The Role of AI in Application Security Testing
We’re still in the relative infancy of AI, but if an AI can produce art, write essays, code, and of course, provide endpoint security protection, why can’t we utilize it to proactively look for vulnerabilities in code?
The biggest benefit to utilizing AI in SAST is speed. An AI-based scanner can analyze large amounts of code quickly and accurately, and detect patterns and anomalies that humans themselves might not be able to detect. AI can also be trained on known vulnerabilities and bugs to help them discover new vulnerabilities and “unknown unknowns”, improving their accuracy and efficiency.
Of course today, AI does require human guidance. Taking a look at the hands of most AI art serves as a good illustration of the need for human intervention. So while AI can serve as a force multiplier for detection, until it can collect a sufficient data corpus, human security analysts will be needed to validate the findings and ensure that AI isn’t creating a large amount of false positives. Of course the beauty of applying AI to code is that as the human analysts validate the findings, they can be fed back into the AI, ultimately improving the analysis and detection capabilities. This kind of reinforcement learning will be essential to training and building to the 99.9%+ accuracy needed to find broad commercial acceptance.

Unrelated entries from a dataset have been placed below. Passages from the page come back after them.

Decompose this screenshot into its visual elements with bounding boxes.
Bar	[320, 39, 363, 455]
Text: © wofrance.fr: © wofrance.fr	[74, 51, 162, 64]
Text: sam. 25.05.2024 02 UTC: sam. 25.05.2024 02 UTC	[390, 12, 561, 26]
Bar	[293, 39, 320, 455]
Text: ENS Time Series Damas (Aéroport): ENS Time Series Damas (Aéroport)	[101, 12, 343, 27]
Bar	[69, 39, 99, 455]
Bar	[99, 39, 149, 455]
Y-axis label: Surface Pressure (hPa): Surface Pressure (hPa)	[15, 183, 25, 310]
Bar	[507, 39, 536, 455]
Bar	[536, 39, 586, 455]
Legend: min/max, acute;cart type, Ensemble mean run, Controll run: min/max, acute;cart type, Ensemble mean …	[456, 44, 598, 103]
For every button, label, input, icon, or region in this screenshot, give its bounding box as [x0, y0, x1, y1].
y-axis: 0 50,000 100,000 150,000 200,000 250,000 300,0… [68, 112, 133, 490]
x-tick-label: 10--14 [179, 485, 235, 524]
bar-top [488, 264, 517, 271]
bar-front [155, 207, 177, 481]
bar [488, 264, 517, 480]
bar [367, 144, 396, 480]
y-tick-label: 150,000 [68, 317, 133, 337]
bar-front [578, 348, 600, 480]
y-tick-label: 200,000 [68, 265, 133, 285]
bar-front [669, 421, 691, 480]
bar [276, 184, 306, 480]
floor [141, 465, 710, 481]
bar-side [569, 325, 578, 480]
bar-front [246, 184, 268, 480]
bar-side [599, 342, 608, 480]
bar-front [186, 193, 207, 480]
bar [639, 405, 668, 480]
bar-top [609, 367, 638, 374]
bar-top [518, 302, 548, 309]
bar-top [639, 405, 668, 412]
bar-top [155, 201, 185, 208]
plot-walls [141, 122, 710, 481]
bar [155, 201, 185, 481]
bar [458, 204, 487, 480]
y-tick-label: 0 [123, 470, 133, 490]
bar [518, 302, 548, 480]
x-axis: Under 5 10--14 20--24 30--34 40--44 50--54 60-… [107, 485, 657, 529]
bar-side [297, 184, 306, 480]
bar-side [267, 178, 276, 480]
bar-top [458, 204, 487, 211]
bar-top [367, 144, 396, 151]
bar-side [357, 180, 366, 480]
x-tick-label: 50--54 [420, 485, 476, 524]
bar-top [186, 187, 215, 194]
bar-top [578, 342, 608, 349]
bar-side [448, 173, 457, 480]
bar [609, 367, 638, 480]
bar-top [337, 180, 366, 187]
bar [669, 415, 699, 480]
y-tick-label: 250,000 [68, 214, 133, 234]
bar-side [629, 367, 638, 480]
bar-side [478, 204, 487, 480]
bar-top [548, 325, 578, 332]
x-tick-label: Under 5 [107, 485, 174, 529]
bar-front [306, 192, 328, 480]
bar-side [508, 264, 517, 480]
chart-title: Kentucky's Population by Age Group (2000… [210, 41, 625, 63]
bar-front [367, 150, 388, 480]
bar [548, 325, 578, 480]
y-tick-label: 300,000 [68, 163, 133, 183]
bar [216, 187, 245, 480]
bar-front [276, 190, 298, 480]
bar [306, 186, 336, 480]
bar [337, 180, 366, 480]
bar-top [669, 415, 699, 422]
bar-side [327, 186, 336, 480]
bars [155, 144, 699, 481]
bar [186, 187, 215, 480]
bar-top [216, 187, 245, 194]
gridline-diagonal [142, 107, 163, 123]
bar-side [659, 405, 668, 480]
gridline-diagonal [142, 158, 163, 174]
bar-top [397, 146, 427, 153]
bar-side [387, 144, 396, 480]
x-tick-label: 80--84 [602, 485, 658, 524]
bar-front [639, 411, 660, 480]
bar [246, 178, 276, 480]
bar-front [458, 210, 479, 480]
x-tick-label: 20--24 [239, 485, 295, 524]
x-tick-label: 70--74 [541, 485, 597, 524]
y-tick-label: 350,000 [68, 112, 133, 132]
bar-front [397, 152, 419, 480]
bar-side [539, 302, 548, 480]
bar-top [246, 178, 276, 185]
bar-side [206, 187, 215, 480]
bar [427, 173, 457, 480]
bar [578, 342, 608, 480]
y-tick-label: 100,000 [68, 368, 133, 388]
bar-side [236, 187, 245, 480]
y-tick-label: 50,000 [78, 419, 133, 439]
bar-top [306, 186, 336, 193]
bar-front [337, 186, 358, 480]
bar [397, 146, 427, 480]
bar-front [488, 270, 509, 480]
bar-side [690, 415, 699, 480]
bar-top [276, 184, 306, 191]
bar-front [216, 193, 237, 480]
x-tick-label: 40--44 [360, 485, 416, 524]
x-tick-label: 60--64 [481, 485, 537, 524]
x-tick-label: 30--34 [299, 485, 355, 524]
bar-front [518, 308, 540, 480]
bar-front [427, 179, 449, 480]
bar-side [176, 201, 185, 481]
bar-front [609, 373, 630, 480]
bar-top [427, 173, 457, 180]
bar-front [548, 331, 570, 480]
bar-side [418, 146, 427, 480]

The Future of AI Powered SAST
The dwell time of the CWP vulnerability serves as a stark indicator that relying on known vulnerabilities (and even heuristics) isn’t enough to fully protect against the unknown. The SAST market will need to openly embrace AI as a method for quickly and accurately finding those zero day vulnerabilities. Of course AI detection will only be as good as the data it has to work with, so it’s of utmost importance to have the best and brightest security analysts and data scientists training the detection models. When the application security testing market embraces AI, we might see a shift from “zero day” to “pre zero” vulnerability detection.